Buya Lahir tahun 1920 di Desa Siteba, Kecamatan Nanggalo (sekarang kawasan perumahan dan pasar) Kota Padang. Sebagai orang Minangkabau, Buya Gani, begitu dia akrab dipanggil, menyandang gelar pusako Malin Mudo, sekaligus kepala waris dalam kaum Suku Koto di kaumnya. Masa kecilnya sama seperti anak-anak lain ketika negara Indonesia masih dijajah bangsa Belanda. Menghabiskan waktu untuk  mengaji di surau. Usia sekolah, Buya kecil masuk sekolah desa (Governemen) dan meneruskan pendidikan ke Thawalib Padang Japang, Kabupaten Limapuluh Kota selama satu tahun. Selanjutnya pindak ke Thawalib Tiakar, Payakumbuh sampai tamat tahun 1935. Setahun kemudian Buya melanjutkan pendidikan ke Normal Islam di Padang, dibawah pimpinan H. Muhammad Yunus, tamat tahun 1940. Kemudian tahun 1941 melanjutkan ke Pendidikan Islam Tinggi (semacam perguruan tinggi IAIN sekarang) sebagai lanjutan Normal Islam.

Sebelum Jepang menjajah Indonesia, Buya Gani pernah mendirikan Sekolah Thawalib tahun 1935. Tahun 1936 tercatat 190 orang muridnya. Tempat belajarnya menggunakan beberapa surau yang ada disekitar sekolah yang setingkat dengan Tsanawiyah ini. Pendirian sekolah itu dilakukannya karena dorongan amanah dari Syekh Ibrahim, guru Buya Gani. Dengan alasan, kurangnya lembaga pendidikan agama di Padang. Materi yang diajarkan diperoleh dari gurunya Syekh Ibrahim Hasan, seperti Ilmu Nahwu, Sharaf, Mantiq, Tarikh, Tafsir, Fiqih, dan lain-lain. Namun sekolah itu tidak berumur panjang, lantaran ditutup Belanda, karena dinilai menentang pemerintahan. Buya tidak kehilangan akal. Nama sekolah tersebut digantinya menjadi Persatuan Islam.
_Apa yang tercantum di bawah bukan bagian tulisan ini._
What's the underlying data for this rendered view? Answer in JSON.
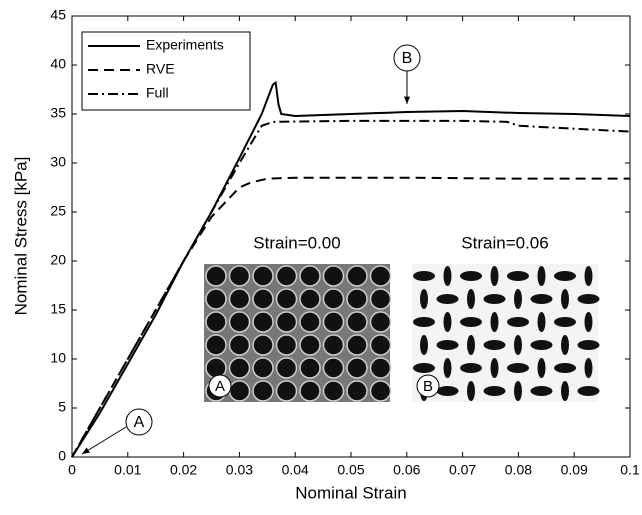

Tahun 1959 Buya Gani masuk organisasi Partai Nahdlatul Ulama (PNU). Setelah terjadinya pemberontakan PRRI di Sumatra Barat, memang banyak tokoh agama Islam yang berbondong-bondong bergabung dengan NU, sebagian benar-benar bermaksud memajukan syiar Islam bersama NU, sebagian lainnya sekedar agar tidak dianggap pemberontak. Dengan cara bergabung dengan NU, banyak ulama yang diselamatkan oleh Buya Gani dari anggapan pemberontak. Diantaranya; Buya H. Darwas Idris dan Buya Yacub Thalib. Gelar 'Kyai' diperoleh Buya Gani dari Pengurus Besar Nahdlatul Ulama (PBNU) tahun 1984. Sejak bergabung dengan NU, beliau aktif dalam berbagai aktifitas NU, termasuk ketika NU berafilisai dengan PPP dan ketika NU memasilitasi pendirian PKB, hingga terakhir beliau dipercaya menjadi Rais Syuriah PWNU Sumatra Barat (1999 – 2004). Wajar saja, Nazar Sidin, Saaruddin Tsani, Amirdas Datuak Kudo Bagak masuk PKB pertama kalinya karena dorongan kuat Buya demikian. Dialah orang pertama yang menerima mandat dari Gus Dur dan DPP PKB.

Buya Gani wafat tahun 2003 di Padang. Meskipun PKB hadir pada saat usianya telah lanjut, tetap saja jasanya menjadi spirit oleh generasi berikutnya. Menurut Firdaus Djafri, cucu Buya Gani, Buya wafat meninggalkan tujuh orang anak; Hj. Jafri Gani, Hj. Hastini Gani, Fahri Gani, Aisyah Gani, Khadijah Gani, Rahimi Gani, dan Mujahid Gani.